Dopo essere partiti assai presto, mentre Cris guidava ne ho approfittato per fare un pisolino in auto. La giornata sarà dura e faticosa!
Già l'inizio non si presenta il massimo...nebbia prima ancora che le luci dell'alba rischiarino il sentiero


Partiti da Sant'Anna di Bellino, saliamo verso PIan Ceiol equindi ci immettiamo nella Gola delle Barricate



Arriviamo alle Grange dell'Autaret e poco dopo vediamo il bivio Maniglia/Autaret. L'anno scorso ad agosto eravamo saliti sul Maniglia.


Salendo verso il Colle dell'Autarert ci aspetta una meraviglia: la nebbia si dirada e sopra di noi c'è un cielo di un blu favillante!


E ci lasciamo la nebbia in basso alle spalle


Saliamo quindi in vista del Colle dell'Autaret





Eccoci al Colle...


Da qui iniziamo a salire verso la Tete dell'Autaret, godendo di visuali stupende ma........







....ma in prossimità dell'anticima, c'è un tratto di roccia da aggirare , molto esposto che mi fa paura. Allora Cris decide di scendere sul versante N, freddissimo, ma soprattutto franosissimo!

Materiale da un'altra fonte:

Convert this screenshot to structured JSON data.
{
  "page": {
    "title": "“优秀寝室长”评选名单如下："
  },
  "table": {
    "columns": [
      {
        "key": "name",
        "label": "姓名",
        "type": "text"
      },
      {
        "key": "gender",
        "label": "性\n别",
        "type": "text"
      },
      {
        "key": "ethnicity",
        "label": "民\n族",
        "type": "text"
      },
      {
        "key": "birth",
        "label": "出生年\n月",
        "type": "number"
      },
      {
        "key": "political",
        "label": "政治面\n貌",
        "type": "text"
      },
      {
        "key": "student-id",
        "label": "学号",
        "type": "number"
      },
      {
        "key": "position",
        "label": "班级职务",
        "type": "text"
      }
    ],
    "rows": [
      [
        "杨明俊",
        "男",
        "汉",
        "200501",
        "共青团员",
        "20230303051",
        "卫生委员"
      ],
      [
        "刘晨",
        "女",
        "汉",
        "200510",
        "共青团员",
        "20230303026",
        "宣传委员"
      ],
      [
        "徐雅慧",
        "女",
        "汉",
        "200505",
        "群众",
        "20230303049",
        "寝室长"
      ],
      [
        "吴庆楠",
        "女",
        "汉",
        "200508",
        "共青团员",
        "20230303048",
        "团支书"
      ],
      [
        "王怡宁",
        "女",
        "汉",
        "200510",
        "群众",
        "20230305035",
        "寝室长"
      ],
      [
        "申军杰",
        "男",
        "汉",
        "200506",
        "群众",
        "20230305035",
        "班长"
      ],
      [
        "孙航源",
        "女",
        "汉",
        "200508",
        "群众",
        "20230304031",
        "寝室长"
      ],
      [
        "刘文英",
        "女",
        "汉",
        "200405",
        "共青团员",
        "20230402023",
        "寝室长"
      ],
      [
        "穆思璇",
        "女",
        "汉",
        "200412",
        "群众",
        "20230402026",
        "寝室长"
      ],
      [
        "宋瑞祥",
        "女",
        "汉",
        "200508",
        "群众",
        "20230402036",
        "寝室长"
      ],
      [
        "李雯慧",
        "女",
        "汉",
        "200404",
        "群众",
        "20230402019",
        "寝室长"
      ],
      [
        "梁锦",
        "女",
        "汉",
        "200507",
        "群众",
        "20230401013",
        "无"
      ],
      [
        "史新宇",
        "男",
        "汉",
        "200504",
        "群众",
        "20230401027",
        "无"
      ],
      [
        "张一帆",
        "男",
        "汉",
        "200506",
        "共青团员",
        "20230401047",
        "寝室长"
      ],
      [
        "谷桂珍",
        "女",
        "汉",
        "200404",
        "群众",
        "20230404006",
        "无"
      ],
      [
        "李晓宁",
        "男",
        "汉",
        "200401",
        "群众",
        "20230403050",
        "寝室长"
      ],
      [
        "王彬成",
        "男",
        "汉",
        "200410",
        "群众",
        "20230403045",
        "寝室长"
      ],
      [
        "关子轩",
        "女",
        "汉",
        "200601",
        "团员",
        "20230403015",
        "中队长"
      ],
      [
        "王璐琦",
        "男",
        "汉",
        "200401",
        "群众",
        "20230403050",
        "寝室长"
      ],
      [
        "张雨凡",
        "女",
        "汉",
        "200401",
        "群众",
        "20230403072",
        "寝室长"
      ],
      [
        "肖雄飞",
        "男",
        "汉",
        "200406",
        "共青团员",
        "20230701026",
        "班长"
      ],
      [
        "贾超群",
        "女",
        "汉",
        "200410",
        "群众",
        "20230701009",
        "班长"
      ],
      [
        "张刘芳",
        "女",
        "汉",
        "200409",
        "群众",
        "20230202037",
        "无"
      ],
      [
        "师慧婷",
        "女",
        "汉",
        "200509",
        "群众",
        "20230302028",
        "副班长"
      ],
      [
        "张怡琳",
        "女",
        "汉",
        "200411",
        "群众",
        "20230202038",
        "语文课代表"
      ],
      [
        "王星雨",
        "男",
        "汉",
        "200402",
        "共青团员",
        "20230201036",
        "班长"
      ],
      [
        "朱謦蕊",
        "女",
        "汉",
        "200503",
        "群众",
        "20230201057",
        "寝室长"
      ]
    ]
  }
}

Ci mettiamo quasi un'ora per aggirare dal basso il roccione, a causa del fondo infido e scivoloso, e di roccette friabili e non adatta ad essere arrampicate. Un monito: non tentare di scendere di qui!!!! Piuttosto, come faremo tornando dalla cima, lo aggiriamo a sud, perdendo un centinaio di metri di dislivello



Una volta riguadagnata la cresta, il sentiero procede facile verso la cima, su cui c'è un ometto di pietre


Altra cima per noi!


La vista è mozzafiato, surreale




Di fronte a noi, la seconda meta di giornata, il Pelvo di Ciabrera, di 100 m più in alto. A vedere la parete di salita ci prende male..sembra ripidissima! 



Ci incamminiamo, quindi verso il Pelvo di Ciabrara. Scendiamo lungo la cresta ed aggiriamo su pietraia, a sud, l'anticima..


..e risaliamo al Colle dell'Autaret


Da qui, scendiamo su pietraia, instabile e con vaghe tracce di sentiero, in direzione Passo di Ciabrera, senza raggiungerlo. Anzi pieghiamo sulla sinistra, per attaccare una cinquantina di metri sotto di esso, su balze erbose,e roccette.


La salita è ripida, ma non così come sembrava vista dalla Tete de l'Autaret. Sono rare le occasioni in cui Cris deve mettere le mani


Dopo una faticosa salita, arriviamo alla croce di vetta



Anche da qui il panorama è sublime


Rocca la Meja...


Clapier, Maledia e Gelas...


Pelvo, Marchisa e Chersogno...


Il Re di Pietra...



Contenti noi !!!


Dopo una sosta di mezzoretta in cima, scendiamo lungo il percorso di salita, abbastanza velocemente; qui siamo all'altezza del Passo di Ciabrera, che essendoci nebbia sotto, decidiamo di non prendere per il ritorno.


Dalla pietraia troviamo una traccia un po' più marcata che con faticosa salita ci riporta al Colle de l'Autaret



 Una breve pausa prima di scendere...


E allora riscendiamo verso le Grange de l'Autaret


Ci riifiliamo nella nebbia, poco sopra le Barricate, dove facciamo amicizia con le mucche al pascolo


La gita è stata lunghissima...e dopo un veloce spuntino, torniamo indietro a comprare i Ravioles i i Tumin dal Mel per cena!